How long have you worked for Size of Wales, and what’s your main role within the organisation?
I have worked at Size for 3 years. My role is split in two. I am Forest Projects Coordinator half of the time. This means I manage all the different aspects of our relationships with the fantastic forest protection projects. The other half of my role is Community Outreach. This is a new programme of work that we’ve been developing. It is all about engaging the public on the topic of climate change, deforestation, trees and forests via the arts and culture. This can also include working in partnership with organisations who work across those sectors. My close relationship with the tropical forest projects really helps feed content and ideas into the community outreach work, helping to galvanise support from the people of Wales for our forest communities. I think the arts and culture are the perfect vessels for evoking that.
What drove you to work within the topic of climate change and forests?
I was becoming increasingly aware of the changes happening to the face of our planet. How human activity is driving that, and the knock-on effect that is having on climate, wildlife populations and communities living in more precarious scenarios than us in the global north. It’s really unsettling, and so I decided I wanted to work in this field, to take action. I’m so fortunate that as I was researching the sector in Wales, I came across Size of Wales. It’s a fantastic organisation whose ethos and ethics are aligned with my own. There really couldn’t be a more key time to be doing the work we’re doing.
What do you enjoy most about the work you do?
I think it’s the feeling of being part of a global community, a sense of solidarity with the rural communities and indigenous peoples we support. I’ve visited some of the projects and met some of the people who are really on the front line of climate change and its impacts. Just because we’re not all experiencing that yet, we are all responsible for making a more just and sustainable world. I appreciate being able to share the experiences of those communities, trying to garner the same sense of solidarity from the people of Wales.
Is it a cliché to say trees are our future?

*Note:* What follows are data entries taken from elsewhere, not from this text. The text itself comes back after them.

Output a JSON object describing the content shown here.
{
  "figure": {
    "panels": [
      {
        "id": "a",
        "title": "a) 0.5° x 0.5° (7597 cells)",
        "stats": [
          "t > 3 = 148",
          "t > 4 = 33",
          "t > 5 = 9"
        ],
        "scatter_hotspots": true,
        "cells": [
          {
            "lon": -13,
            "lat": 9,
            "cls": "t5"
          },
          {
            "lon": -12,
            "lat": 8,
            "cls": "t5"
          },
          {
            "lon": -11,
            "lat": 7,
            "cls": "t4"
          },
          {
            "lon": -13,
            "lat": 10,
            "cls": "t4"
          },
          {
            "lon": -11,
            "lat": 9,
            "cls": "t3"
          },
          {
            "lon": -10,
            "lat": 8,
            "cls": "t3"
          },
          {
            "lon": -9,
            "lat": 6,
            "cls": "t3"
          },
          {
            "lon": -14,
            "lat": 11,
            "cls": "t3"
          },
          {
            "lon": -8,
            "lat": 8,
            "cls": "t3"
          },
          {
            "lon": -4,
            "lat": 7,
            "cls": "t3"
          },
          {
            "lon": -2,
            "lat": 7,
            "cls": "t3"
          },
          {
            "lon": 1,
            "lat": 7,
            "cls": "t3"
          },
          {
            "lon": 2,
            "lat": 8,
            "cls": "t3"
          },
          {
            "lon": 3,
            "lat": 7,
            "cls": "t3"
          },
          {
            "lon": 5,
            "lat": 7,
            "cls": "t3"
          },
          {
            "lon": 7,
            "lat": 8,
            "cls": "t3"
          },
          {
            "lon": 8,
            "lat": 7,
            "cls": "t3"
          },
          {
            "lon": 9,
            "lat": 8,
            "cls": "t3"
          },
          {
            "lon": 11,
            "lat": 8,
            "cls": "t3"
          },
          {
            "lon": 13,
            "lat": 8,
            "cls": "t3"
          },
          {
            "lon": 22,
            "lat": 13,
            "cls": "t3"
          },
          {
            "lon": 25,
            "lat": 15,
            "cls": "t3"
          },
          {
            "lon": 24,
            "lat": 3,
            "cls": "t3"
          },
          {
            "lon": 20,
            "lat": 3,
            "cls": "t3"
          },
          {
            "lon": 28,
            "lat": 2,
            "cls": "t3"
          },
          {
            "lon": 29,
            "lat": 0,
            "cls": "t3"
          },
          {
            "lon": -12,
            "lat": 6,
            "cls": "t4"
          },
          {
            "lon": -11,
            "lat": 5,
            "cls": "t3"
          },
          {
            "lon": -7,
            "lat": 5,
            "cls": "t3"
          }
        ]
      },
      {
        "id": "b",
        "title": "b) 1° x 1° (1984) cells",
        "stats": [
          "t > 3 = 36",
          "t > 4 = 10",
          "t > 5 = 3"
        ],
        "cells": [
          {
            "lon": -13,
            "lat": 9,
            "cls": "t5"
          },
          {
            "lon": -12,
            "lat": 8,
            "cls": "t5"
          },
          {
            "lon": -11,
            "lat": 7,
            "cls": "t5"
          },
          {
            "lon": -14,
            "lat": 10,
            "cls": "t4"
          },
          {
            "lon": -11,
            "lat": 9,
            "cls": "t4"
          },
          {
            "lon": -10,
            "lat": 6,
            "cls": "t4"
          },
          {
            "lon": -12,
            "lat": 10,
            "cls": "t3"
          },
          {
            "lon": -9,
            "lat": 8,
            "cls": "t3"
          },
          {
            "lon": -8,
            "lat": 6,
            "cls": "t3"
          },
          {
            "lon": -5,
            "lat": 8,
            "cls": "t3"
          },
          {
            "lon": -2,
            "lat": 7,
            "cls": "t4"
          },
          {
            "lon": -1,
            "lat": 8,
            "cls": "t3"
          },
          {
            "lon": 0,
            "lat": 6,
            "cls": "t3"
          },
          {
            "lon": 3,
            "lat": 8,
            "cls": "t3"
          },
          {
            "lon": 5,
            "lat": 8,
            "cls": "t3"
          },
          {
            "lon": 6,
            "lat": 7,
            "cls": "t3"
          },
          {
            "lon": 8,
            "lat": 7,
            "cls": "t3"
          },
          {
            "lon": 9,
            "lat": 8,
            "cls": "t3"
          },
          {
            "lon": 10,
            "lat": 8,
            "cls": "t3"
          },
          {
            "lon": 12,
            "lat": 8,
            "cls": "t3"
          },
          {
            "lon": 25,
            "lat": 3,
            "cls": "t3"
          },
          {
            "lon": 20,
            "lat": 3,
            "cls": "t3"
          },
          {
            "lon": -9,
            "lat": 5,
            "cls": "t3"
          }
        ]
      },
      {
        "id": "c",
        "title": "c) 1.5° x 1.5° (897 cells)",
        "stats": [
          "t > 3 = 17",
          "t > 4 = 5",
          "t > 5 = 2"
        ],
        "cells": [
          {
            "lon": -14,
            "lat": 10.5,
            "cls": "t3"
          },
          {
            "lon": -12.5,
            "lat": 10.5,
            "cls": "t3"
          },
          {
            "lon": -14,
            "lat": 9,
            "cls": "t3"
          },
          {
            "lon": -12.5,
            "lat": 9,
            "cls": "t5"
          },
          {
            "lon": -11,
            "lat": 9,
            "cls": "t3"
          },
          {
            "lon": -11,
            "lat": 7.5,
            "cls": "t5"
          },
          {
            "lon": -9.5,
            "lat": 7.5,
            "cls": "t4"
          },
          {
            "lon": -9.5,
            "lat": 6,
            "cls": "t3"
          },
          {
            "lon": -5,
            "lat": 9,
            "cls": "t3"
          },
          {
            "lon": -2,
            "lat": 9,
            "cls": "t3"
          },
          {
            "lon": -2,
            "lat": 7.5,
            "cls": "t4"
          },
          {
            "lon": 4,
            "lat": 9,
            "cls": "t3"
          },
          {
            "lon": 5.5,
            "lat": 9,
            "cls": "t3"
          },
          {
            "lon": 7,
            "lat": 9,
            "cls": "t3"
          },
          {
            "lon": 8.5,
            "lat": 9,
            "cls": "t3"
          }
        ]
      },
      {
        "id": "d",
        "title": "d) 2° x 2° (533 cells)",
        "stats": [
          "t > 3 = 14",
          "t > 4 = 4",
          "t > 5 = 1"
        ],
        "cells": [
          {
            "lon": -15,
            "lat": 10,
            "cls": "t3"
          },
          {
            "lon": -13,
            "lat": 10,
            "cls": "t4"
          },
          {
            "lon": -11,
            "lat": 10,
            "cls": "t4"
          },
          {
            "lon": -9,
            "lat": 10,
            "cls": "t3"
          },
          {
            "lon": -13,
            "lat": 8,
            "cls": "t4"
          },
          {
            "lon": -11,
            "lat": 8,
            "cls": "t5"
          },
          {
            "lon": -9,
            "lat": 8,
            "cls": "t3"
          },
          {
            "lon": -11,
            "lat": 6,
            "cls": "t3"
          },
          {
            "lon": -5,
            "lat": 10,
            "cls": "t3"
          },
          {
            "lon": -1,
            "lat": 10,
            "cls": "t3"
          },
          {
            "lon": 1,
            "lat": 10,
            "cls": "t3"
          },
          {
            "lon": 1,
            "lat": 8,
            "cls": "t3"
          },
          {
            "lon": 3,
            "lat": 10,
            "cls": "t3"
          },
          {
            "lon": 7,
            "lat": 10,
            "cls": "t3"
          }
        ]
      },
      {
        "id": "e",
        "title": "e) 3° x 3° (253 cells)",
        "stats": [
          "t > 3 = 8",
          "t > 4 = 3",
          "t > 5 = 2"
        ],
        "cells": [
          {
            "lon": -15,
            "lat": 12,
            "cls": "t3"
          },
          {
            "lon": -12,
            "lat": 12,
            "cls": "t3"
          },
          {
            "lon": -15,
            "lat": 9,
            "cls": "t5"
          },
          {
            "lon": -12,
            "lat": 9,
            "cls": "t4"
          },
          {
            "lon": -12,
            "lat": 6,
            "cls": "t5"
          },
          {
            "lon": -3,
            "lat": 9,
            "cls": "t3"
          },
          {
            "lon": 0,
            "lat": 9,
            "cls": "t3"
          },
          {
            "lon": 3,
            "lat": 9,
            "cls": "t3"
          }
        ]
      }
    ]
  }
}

The global human population is growing rapidly, and with it, pollution. Trees omit oxygen and absorb carbon dioxide, yet tree cover is decreasing rapidly. It doesn’t add up. We literally won’t survive without trees.
They are a holistic, low-cost and impactful way to tackle climate change and sustainable development. In terms of climate action, they are a ready-made, natural solution. We don’t need to wait for new technologies to be invented.
As I see it, trees offer a win-win(-win-win-win) solution and so yes, trees are our future.
Do you have any exciting plans or updates to share about the projects?
Size is moving into a new 5-year strategy, it’s pretty ambitious but as IPCC* said, we now have only 11 years to make any kind of attempt to keep temperature rise within 1.5c. So, developing this and the strategy around our forest projects has been an exciting process. Discussing with my colleagues and others in the sector, researching where is the greatest need and how we can make the biggest impact has been incredibly informative and clarifying. I believe we’re going forward even more expert, more informed and with greater conviction as to the worth of the work we’re doing.
How has being home based, during self-isolation in Spring 2020, affected your work?
I have never used Skype so much! Of course, the transition has been incredibly strange, but this work would be near impossible without technology, so we have to be thankful for that. We have been busy communicating with all our projects to understand how this pandemic is impacting the project, its activities and more importantly, the people in these areas. We will be working to support them as the situation develops.
Plenty of our priorities have been adjusted but as I said, we’re an agile team and we’re pushing forward as best we can, time is of the essence.
Any final comments?
I think I would just ask everyone to do their bit: of course, to donate to Size of Wales! But also, to switch to renewable energy, put pressure on governments, large corporations and even your own employers to divest from fossil fuel industries and other harmful activities/industries such as those causing deforestation. And to appreciate the natural world, it’s not to be taken for granted.
*The Intergovernmental Panel on Climate Change (IPCC) is the United Nations body for assessing the science related to climate change.